Within the architecture, engineering, and construction industry, we often share IFC files to transfer building information to others. IFC (Industry Foundation Classes) is an open standard for storing BIM information. This IFC file can be produced by software such as Revit, ArchiCAD, or SketchUp.
On occasion, however, we would like to strip out information from the
IFC. Perhaps there is some classified information that is stored in one
of the IFC properties, or perhaps you just need a clean set of a
geometry in the respective classes to work with. In this article, we
will assume that you want to obfuscate the IFC such that all geometric
information is retained (specifically, IfcBuildingElement
subtypes and
IfcShapeRepresentation
), but other BIM information is mangled.
This is a relatively easy task, and can be done with a standard text editor. IFC files are plain text files, which although generally do not lend themselves well to hand-editing, are quite easy to modify with regex. For this exercise, you will need Vim, which is the world's most advanced text editor which also happens to support regex commands, and not choke upon files which are many gigabytes in size. If you are not using Vim, you will need to convert the regex below to your own probably PCRE compliant flavour.
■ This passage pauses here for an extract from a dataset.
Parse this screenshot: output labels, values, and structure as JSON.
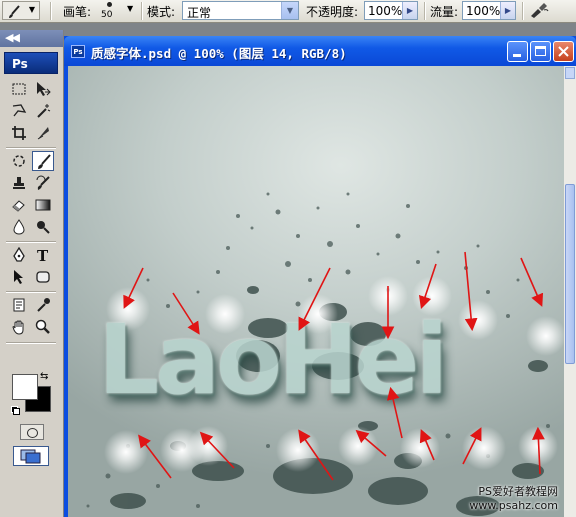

We'll take a look at stripping three types of data in the IFC: strings, non-strings, and the element classes themselves.
In the IFC format, apart from the file header, all strings represent
user data with the exception of those hardcoded in the
IfcShapeRepresentation
(which really should be constants, ideally, but
hey). The one other slight exception to this are IfcGloballyUniqueId
strings which is recommended to be a unique 128-bit number, but since
all parsers generally ignore this it is safe to throw this baby out with
the bathwater. All string information are enclosed in single quotes
which makes stripping with regex trivial.
Non string information is a bit trickier, but generally we need to only care about RGB codes and transparency codes.
Subtypes which share the same express specification can be swapped out interchangeably with one another, such as columns and beams. Others may exist but I haven’t looked too deeply.
As such, the file can be stripped by:
:g!/SHAPEREP/s/'.{-}'/'0'/g
:%s/RGB((.{-}),.*)/RGB(\1,0.5,0.5,0.5)/g
:%s/IFCSURFACESTYLERENDERING((.{-}),.{-},/IFCSURFACESTYLERENDERING(\1,1,/g
:%s/IFCCOLUMN/IFCBEAM/g
(note: maintain file headers)
As a bonus, we should also strip material information. Material metadata
is already stripped by virtue of stripping all strings, but even though
every material has no data, the material assignment information is still
there. Unfortunately, some IFC outputs split the
IfcRelAssociatesMaterial
into multiple lines. Multi-line regexes
should be treated with caution as it is easy to cause lexical errors.
Here’s my attempt:
%s/RELASSOCIATESMATERIAL((.*_.{-},#).{-});/RELASSOCIATESMATERIAL(\100000);/g
Where 00000
is the ID of the IfcMaterial
you'd like to reset it to.
The result is shown below, where all layer information, all property set information is trashed, all names are trashed, all materials reset, and it thinks a column is a beam, etc. I am viewing the results with Solibri IFC Model Checker.
Keep in mind that with all the best intentions of IFC and the Building Smart folks behind the standard, the implementation is rather spotty in various software, especially Revit. So, your mileage may vary.
As a closing note, IFC is meant for interoperability. Stripping information in this manner is not particularly condoned by myself. You may want to consider alternatives such as... Well, just giving them the data :)